On lung window images, CT clearly showed that the medial basal segment of lung lacked normal communication with the tracheobronchial tree or any adjacent organ or mediastinum. However, the manifested segment appeared as an area of hyperlucency that remained at the end of forced expiration, confirming air trapping. The mechanisms by which the segment was aerated are unclear. Stern et al. (3) suggested that aerated pulmonary sequestration is caused by collateral pathways between the medial basal segment and the right lung through pores of Kohn that are probably located at the level of the lung parenchyma, as might also be applicable to the current case. In a review on the CT appearances of cases with aerated bronchopulmonary sequestration (4), the presence of lucentor low-attenuation areas of "emphysema" is emphasized. The emphysema in patients with sequestration is suggested to result from collateral ventilation and air trapping (5). In our case, the emphysematous small cystic feature within the involved segment is clearly seen on HRCT, which can be a potential collateral aeration channel. The location of emphysema or aircysts, which were found mainly at the peripheral zone and adjacent to the normal lung, also supports this idea. Furthermore, the ectopic bronchus is possibly aerated by a small airway connected to peripheral bronchiolectasia, as in our case. On CT, the ectopic bronchus, ran upward and tapered into bronchiolectasia with an unusual bubbly appearance. This unexpected finding could be a clue to collateral aeration channel in addition to the peripheral collateral ventilation through pores of Kohn.

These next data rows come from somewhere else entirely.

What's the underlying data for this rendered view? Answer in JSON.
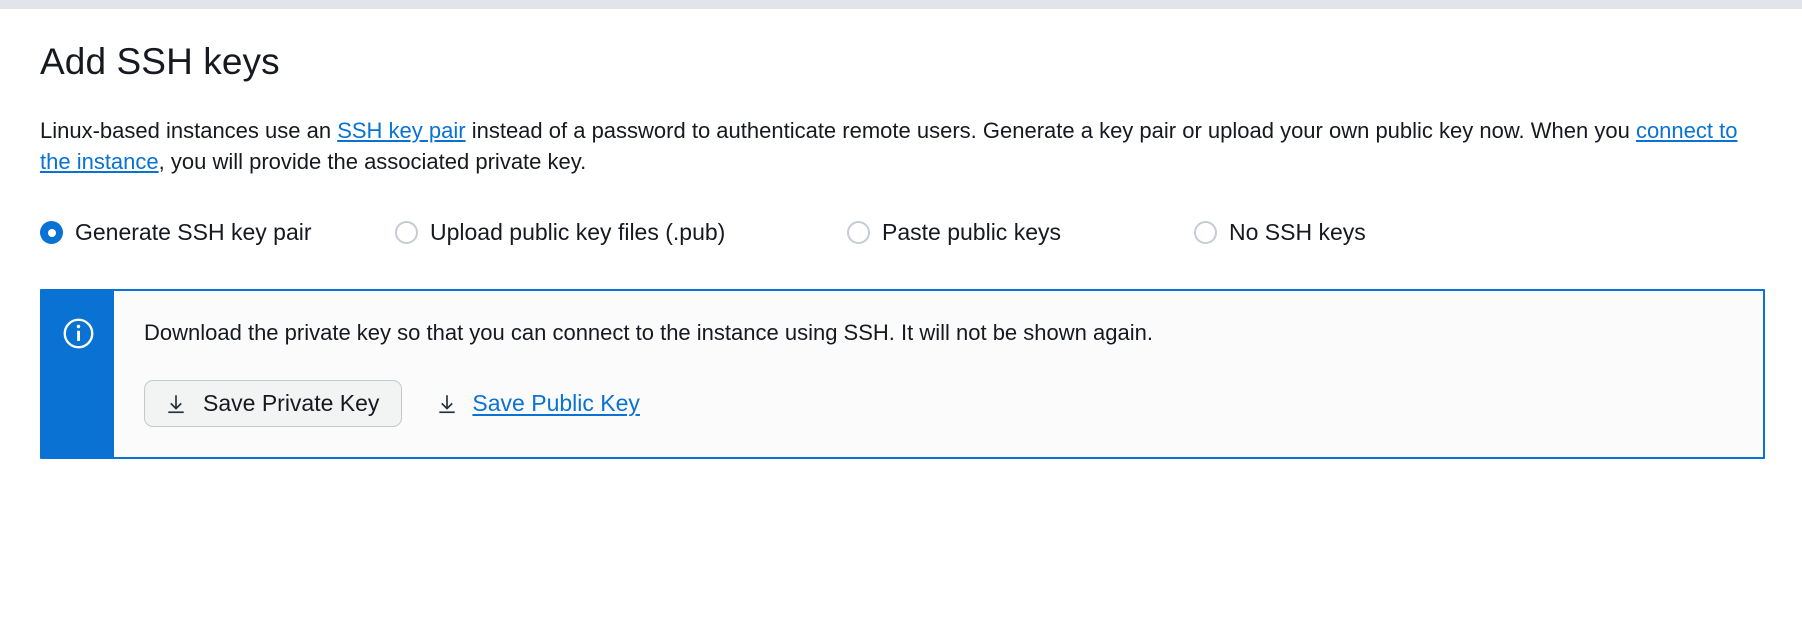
{
  "page": {
    "title": "Add SSH keys",
    "intro": {
      "part1": "Linux-based instances use an ",
      "link1": "SSH key pair",
      "part2": " instead of a password to authenticate remote users. Generate a key pair or upload your own public key now. When you ",
      "link2": "connect to the instance",
      "part3": ", you will provide the associated private key."
    }
  },
  "ssh_key_options": {
    "selected": "Generate SSH key pair",
    "items": [
      {
        "label": "Generate SSH key pair",
        "selected": true
      },
      {
        "label": "Upload public key files (.pub)",
        "selected": false
      },
      {
        "label": "Paste public keys",
        "selected": false
      },
      {
        "label": "No SSH keys",
        "selected": false
      }
    ]
  },
  "alert": {
    "type": "info",
    "icon": "info-circle-icon",
    "message": "Download the private key so that you can connect to the instance using SSH. It will not be shown again.",
    "save_private_key_label": "Save Private Key",
    "save_public_key_label": "Save Public Key",
    "download_icon": "download-arrow-icon"
  },
  "colors": {
    "accent_blue": "#0972d3",
    "link_blue": "#0972d3",
    "text": "#16191f",
    "alert_background": "#fbfbfb",
    "button_background": "#f2f3f3",
    "radio_off_border": "#c6cbd4",
    "top_strip": "#e1e4e8"
  }
}
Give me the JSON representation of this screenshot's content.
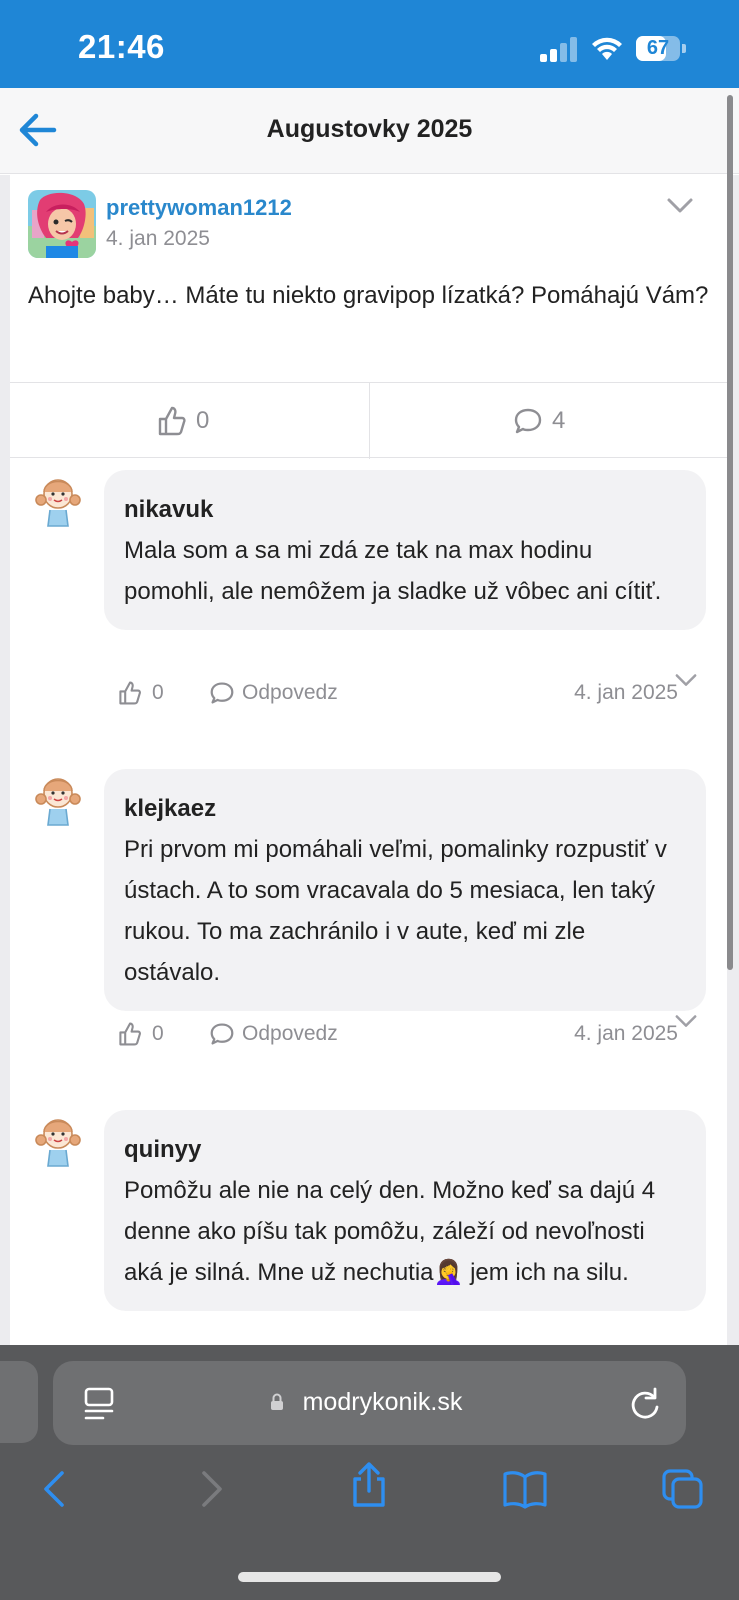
{
  "status": {
    "time": "21:46",
    "battery": "67",
    "battery_level": 0.67
  },
  "header": {
    "title": "Augustovky 2025"
  },
  "post": {
    "username": "prettywoman1212",
    "date": "4. jan 2025",
    "text": "Ahojte baby… Máte tu niekto gravipop lízatká? Pomáhajú Vám?",
    "likes": "0",
    "comments": "4"
  },
  "comments": [
    {
      "username": "nikavuk",
      "text": "Mala som a sa mi zdá ze tak na max hodinu pomohli, ale nemôžem ja sladke už vôbec ani cítiť.",
      "likes": "0",
      "reply_label": "Odpovedz",
      "date": "4. jan 2025"
    },
    {
      "username": "klejkaez",
      "text": "Pri prvom mi pomáhali veľmi, pomalinky rozpustiť v ústach. A to som vracavala do 5 mesiaca, len taký rukou. To ma zachránilo i v aute, keď mi zle ostávalo.",
      "likes": "0",
      "reply_label": "Odpovedz",
      "date": "4. jan 2025"
    },
    {
      "username": "quinyy",
      "text": "Pomôžu ale nie na celý den. Možno keď sa dajú 4 denne ako píšu tak pomôžu, záleží od nevoľnosti aká je silná. Mne už nechutia🤦‍♀️ jem ich na silu."
    }
  ],
  "browser": {
    "url": "modrykonik.sk"
  },
  "colors": {
    "accent": "#1f86d6",
    "link": "#2a88cc",
    "toolbar": "#58595b"
  }
}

This patient also showed an aberrant pulmonary artery from the right pulmonary trunk supplying the involved lung segment. This is a discrepant feature, since most vascular anomalies in the "sequestration spectrum" are supplied by aberrant systemic arteries. Moreover, in reviewing 524 lungs or lobes of resection performed on 426 patients, Cory and Valentine (6) described no variation of the pulmonary artery in the primary lung hilum. However, our case showed early branching of a segmental pulmonary artery before the right main pulmonary trunk entered the lung hilum. A similar vascular abnormality has not been reported previously, to the best of our knowledge. If overlooked, anatomical variations of the lung vessels may be important obstacles during lung surgery. This case suggested pulmonary artery abnormality at the hilar level. Moreover, in early fetal development, the airways appear to act as a template for pulmonary artery development and central pulmonary artery sprouting or angiogenesis for up to approximately seven generations (counting the artery to each lung as the first generation) (78). The findings in our case were suggestive of a unique combination of congenital airway and vascular anomalies, rather than an acquired lesion.
In summary, we presented a case of combined anomalies of a hyperlucent lung segment supplied by ectopic bronchus and an aberrant pulmonary artery. Our patient is currently receiving regular expectant follow-up, with particular attention to infection or impaired pulmonary function.